Friday, August 27, 2010

Loving' Hearts of Palm

Even though it is not considered "sustainable", I have to admit I love hearts of palm.   And I've recently realized that us humans aren't the only animals that enjoy munching on this . . . .

Below is the carcas of a Japanese Rhinoceros Beetle. Some people buy them for pets but we were lucky enough to have them just show up in some palms.  In fact, there's even a Japanese Rhinoceros Beetle page on Facebook - which 25 people happen to "like"!    If you are a palm lover, you'll want to watch out for these guys.   Google it to see the 'horn' on the live ones.   It must have fallen off this carcas. 

The mature female burrows down beside her selected plant. She leaves quite a large opening as shown in the photo below. Beetle hole is on the bottom left of this palm trunk.

Once underground, the beetle will lay her egg(s). The larva then begins to feed on the roots and up the heart of the palm.   Last year,  Leonard and I lost 5 of our 6 Windmill palms, Trachycarpus fortunii, before we clicked in to what the problem was.

The picture below shows the initial frond damage - by the time your palm is putting out brown fronds, it is probably too late to save it.

Other palms that the rhinoceros beetle likes to feed on are small Mediterranean Fan Palms, Chamerops humilis, and small Texas Sabals, Sabal texana.   Once they have noticable trunk size, they don't seem to appeal to this beetle.   I would imagine they also enjoy a Florida Sabal or Cabbage Palm.

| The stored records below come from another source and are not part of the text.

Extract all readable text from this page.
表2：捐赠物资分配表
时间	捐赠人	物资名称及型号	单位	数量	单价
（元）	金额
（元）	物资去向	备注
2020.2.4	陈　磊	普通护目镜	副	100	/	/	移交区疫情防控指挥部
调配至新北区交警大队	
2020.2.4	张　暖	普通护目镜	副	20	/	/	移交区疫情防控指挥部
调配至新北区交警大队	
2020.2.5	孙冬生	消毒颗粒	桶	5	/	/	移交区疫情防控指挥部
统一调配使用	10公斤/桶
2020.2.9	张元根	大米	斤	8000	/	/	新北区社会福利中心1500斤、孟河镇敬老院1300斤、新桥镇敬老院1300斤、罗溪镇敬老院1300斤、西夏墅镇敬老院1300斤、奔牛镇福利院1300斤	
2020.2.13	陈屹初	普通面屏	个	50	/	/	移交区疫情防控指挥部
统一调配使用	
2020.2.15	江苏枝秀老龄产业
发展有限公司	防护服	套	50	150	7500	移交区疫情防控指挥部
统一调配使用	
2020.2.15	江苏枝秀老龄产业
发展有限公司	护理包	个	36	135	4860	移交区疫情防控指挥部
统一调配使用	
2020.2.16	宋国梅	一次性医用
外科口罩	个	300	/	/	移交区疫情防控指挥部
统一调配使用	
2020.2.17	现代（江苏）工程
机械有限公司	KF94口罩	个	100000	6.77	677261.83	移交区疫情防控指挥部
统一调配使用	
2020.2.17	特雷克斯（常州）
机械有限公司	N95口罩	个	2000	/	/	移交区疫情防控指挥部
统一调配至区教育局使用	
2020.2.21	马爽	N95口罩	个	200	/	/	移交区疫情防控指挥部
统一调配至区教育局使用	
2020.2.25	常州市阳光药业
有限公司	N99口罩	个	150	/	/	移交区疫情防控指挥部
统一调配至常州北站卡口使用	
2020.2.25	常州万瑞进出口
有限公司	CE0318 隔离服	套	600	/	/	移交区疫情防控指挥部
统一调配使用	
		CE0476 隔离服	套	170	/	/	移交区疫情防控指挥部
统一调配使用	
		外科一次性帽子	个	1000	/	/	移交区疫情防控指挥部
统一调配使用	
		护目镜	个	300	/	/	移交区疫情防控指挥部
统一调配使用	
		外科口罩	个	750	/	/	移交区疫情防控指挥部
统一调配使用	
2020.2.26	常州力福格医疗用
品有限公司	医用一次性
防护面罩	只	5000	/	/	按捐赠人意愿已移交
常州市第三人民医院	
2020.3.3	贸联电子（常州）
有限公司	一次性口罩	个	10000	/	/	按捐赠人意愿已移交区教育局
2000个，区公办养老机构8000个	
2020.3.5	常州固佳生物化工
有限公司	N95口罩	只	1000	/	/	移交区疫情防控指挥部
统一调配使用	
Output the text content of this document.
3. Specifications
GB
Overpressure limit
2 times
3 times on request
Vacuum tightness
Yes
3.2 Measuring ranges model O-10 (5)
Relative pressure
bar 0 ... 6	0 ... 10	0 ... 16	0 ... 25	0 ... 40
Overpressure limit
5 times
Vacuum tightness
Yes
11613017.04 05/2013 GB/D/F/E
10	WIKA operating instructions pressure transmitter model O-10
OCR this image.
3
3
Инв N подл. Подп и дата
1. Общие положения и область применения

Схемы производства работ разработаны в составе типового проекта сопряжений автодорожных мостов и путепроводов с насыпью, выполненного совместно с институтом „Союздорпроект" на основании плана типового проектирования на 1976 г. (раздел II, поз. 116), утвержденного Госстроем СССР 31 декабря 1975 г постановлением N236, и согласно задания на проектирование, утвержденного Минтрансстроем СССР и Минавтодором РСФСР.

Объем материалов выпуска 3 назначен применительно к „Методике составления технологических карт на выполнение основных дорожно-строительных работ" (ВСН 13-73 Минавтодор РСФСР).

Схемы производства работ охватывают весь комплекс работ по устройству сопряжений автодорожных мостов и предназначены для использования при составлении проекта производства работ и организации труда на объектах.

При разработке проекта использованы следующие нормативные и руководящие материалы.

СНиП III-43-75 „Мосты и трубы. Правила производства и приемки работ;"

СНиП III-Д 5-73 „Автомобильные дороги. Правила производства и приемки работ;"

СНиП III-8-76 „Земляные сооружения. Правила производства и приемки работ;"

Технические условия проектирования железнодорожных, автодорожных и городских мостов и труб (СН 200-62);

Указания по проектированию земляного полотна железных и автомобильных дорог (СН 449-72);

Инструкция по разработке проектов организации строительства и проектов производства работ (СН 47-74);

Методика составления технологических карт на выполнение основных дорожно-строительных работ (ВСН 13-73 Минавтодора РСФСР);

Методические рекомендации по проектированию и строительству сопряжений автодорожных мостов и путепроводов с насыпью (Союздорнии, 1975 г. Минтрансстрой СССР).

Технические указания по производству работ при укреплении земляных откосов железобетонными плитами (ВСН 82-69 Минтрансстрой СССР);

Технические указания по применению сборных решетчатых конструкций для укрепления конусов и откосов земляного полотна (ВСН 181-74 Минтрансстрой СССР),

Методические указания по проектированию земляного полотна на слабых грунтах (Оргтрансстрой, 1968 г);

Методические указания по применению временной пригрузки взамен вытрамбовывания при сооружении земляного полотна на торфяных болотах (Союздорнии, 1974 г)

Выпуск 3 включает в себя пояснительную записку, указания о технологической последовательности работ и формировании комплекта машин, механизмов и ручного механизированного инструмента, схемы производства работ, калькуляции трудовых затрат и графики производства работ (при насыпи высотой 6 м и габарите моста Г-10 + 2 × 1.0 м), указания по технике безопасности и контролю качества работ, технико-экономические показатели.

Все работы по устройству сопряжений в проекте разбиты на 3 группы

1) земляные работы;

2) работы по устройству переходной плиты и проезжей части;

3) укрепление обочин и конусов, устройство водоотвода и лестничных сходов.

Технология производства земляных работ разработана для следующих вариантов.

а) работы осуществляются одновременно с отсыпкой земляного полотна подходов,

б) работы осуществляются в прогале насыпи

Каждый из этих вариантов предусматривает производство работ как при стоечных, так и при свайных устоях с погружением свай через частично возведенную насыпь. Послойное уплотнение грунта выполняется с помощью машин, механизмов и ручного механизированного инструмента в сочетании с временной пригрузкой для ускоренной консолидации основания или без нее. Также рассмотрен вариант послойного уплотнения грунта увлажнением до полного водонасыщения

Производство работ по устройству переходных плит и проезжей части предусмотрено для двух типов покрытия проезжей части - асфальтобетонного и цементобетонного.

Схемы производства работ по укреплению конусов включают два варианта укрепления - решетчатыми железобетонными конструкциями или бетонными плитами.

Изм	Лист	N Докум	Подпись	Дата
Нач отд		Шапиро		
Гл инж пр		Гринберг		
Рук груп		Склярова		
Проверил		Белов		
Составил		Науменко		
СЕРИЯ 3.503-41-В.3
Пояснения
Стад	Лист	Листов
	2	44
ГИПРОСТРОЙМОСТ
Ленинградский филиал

Most problems with palms can be avoided with good irrigation and fertilization practices. This just happens to be an exception to that rule.


Pam/Digging said...

Oh no, first the agave weevil and now this? I've got two small Med. fan palms. What are the watering and fertilization practices you recommend to avoid problems?

Mary Beth said...

Pam - you did save your whale agave, didn't you? I've haven't had much recreational computer time this past year. . . . About your med fans: they happen to be a desert plant so you don't have to worry much about their irrigation. If the folliage around them is not wilting, they probably have ample water - palms sometimes suffer from a lack of certain micro-nutrients. At home, I use a fertilizer blended specifically for palms - and I usually just fertilize them in the fall. I once had an agronomist tell me that I could push my palms (to grow faster) with second application of nitrogen.

Meems said...

Hi Mary Beth,
That beetle does some bad damage. I'll have to google it to see if we have them here... not sure if I've ever seen one. I can say I hope I don't.

Thanks for stopping by the other day... I know you've been a busy bee.

Brownsville Herb Lady said...

I was just at a meeting Wed. where somone was talkinga bout this rhino beetle. Thank you for the good info.

Brownsville Herb Lady said...

Good info to know. Thank you for clear photos what to look for.